By Sylvia Sampson © 1992

Issue: July-August-September, 1992

A trip home for the holidays brought back so many memories of all the times our large family gathered around make-shift tables. For hours we would talk, eat, and just spend time with each other. I looked over the new additions to our family, and remembered the ones no longer with us. Times have changed but I always expected my family to remain the same. My visit home proved me wrong.

As Momma's six daughters and three daughters-in-law crowded into her small kitchen, we couldn't talk to each other over the roar of the many electric appliances at work on our dinner. I took all of this for granted, for my own kitchen has the same essential appliances. Not until Momma measured out the flour for rolls into a shiny new mixer did I realize the old times were gone for good.

My mind rolled back through the years to the small bedroom I shared with a younger sister. It was close to the kitchen, so Momma kept her flour stored there in a huge bucket once used for lard. On cold wintry mornings Momma would dip down into the bucket, and soon we would have hot buttered biscuits. Flour sifted from that lard bucket would be added to bacon grease to make gravy to go along with the thin strips of fat back that had been fried until crisp. This was our breakfast each morning before school.

For Sunday dinner Momma would let me fill a large bowl with flour; then I would watch as she added yeast, sugar, salt, and lard. She worked it by hand till it felt just right, then she would cover it with a hot, wet dish towel to help it rise. Those fresh hot rolls on Sunday were better than anything I've been able to make. When times were good, we would have chicken fried golden brown or my Dad's favorite meatloaf.

Momma would let each of us fill her big mixing bowl with flour on our birthdays. We would anxiously wait while all the ingredients were added for our favorite cake: then we would get to scrape the bowl. My favorite flavor was lemon, and I can remember the yellow mix clinging to the sides of the bowl. The tangy sweet taste of lemon scraped from the bowl was better than eating it later.

So many memories include that lard bucket. It wasn't anything special, just an old silver can scrubbed do many times over the years that most of the red lettering was gone. Only the word LARD remained to remind us of its original use. When the family gathered around the table it was used many times as a chair for the smallest child. It was the place I dropped my books each afternoon, and often substituted for a ladder when I needed something from the top of my closet.

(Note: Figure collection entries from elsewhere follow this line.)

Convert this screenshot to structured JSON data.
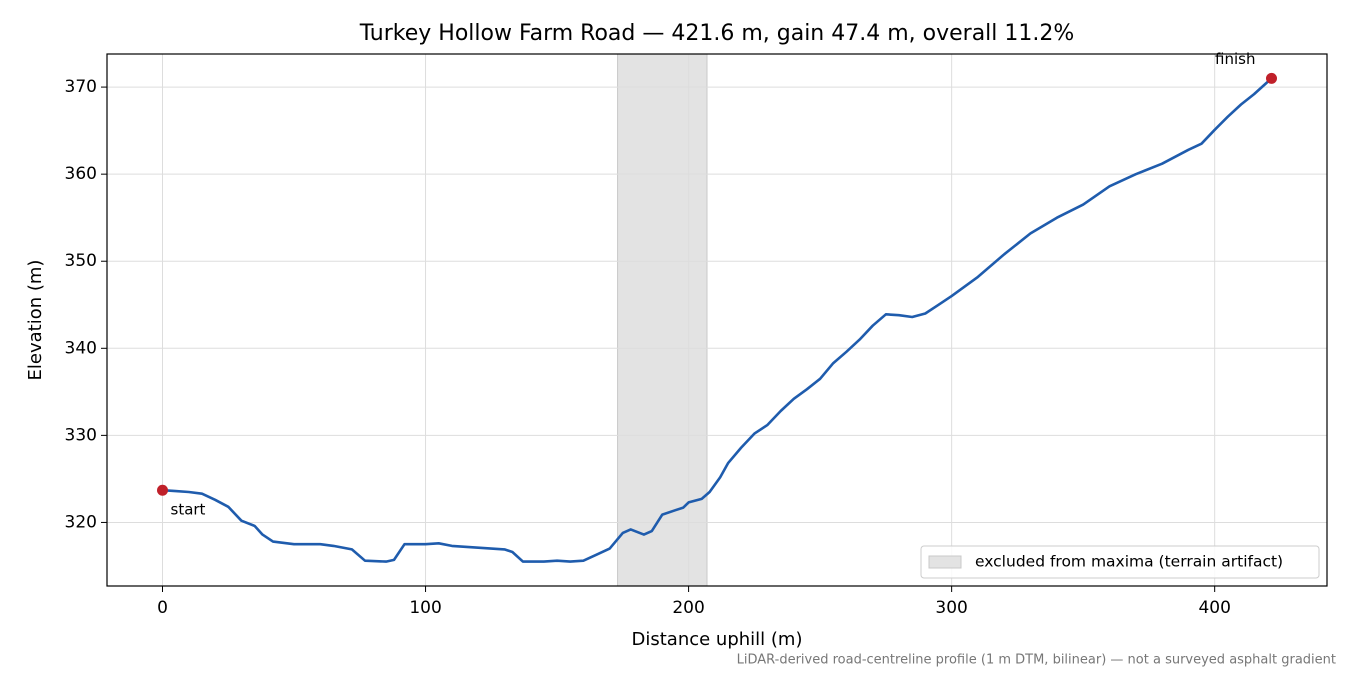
{
  "chart_data": {
    "type": "line",
    "title": "Turkey Hollow Farm Road — 421.6 m, gain 47.4 m, overall 11.2%",
    "xlabel": "Distance uphill (m)",
    "ylabel": "Elevation (m)",
    "footnote": "LiDAR-derived road-centreline profile (1 m DTM, bilinear) — not a surveyed asphalt gradient",
    "x": [
      0,
      5,
      10,
      15,
      20,
      25,
      30,
      35,
      38,
      42,
      50,
      60,
      65,
      72,
      77,
      85,
      88,
      92,
      100,
      105,
      110,
      120,
      130,
      133,
      137,
      145,
      150,
      155,
      160,
      165,
      170,
      175,
      178,
      183,
      186,
      190,
      195,
      198,
      200,
      205,
      208,
      212,
      215,
      220,
      225,
      230,
      235,
      240,
      245,
      250,
      255,
      260,
      265,
      270,
      275,
      280,
      285,
      290,
      295,
      300,
      310,
      320,
      330,
      340,
      350,
      360,
      370,
      380,
      390,
      395,
      400,
      405,
      410,
      415,
      421.6
    ],
    "values": [
      323.7,
      323.6,
      323.5,
      323.3,
      322.6,
      321.8,
      320.2,
      319.6,
      318.6,
      317.8,
      317.5,
      317.5,
      317.3,
      316.9,
      315.6,
      315.5,
      315.7,
      317.5,
      317.5,
      317.6,
      317.3,
      317.1,
      316.9,
      316.6,
      315.5,
      315.5,
      315.6,
      315.5,
      315.6,
      316.3,
      317.0,
      318.8,
      319.2,
      318.6,
      319.0,
      320.9,
      321.4,
      321.7,
      322.3,
      322.7,
      323.5,
      325.2,
      326.8,
      328.6,
      330.2,
      331.2,
      332.8,
      334.2,
      335.3,
      336.5,
      338.3,
      339.6,
      341.0,
      342.6,
      343.9,
      343.8,
      343.6,
      344.0,
      345.0,
      346.0,
      348.2,
      350.8,
      353.2,
      355.0,
      356.5,
      358.6,
      360.0,
      361.2,
      362.8,
      363.5,
      365.1,
      366.6,
      368.0,
      369.2,
      371.0
    ],
    "color": "#1f5cad",
    "marker_color": "#c0202a",
    "annotations": [
      "start",
      "finish"
    ],
    "shaded_region": {
      "x": [
        173,
        207
      ],
      "label": "excluded from maxima (terrain artifact)",
      "color": "#e3e3e3"
    },
    "legend": "lower right",
    "xlim": [
      -21.1,
      442.7
    ],
    "ylim": [
      312.7,
      373.8
    ],
    "xticks": [
      0,
      100,
      200,
      300,
      400
    ],
    "yticks": [
      320,
      330,
      340,
      350,
      360,
      370
    ],
    "grid": true
  }
}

I remember one afternoon pulling the lard can to the closet. I didn't know Momma had opened the can and was using the sifter. The lid wasn't pressed down tightly until the sifter was returned to the can, so the lid didn't hold my weight when I stepped on it. Both feet went down into the can half filled with flour. Momma found me trying to free myself, and I knew she would really punished me for standing in her flour bucket, but she only laughed and said, "I knew you were going to do that someday." My punishment was cleaning out the can and putting in fresh flour.

Our meal today was as special as all those before it. I hope we made some memories for the children running among us in the kitchen, but none could be as special as Momma's old lard bucket filled with flour.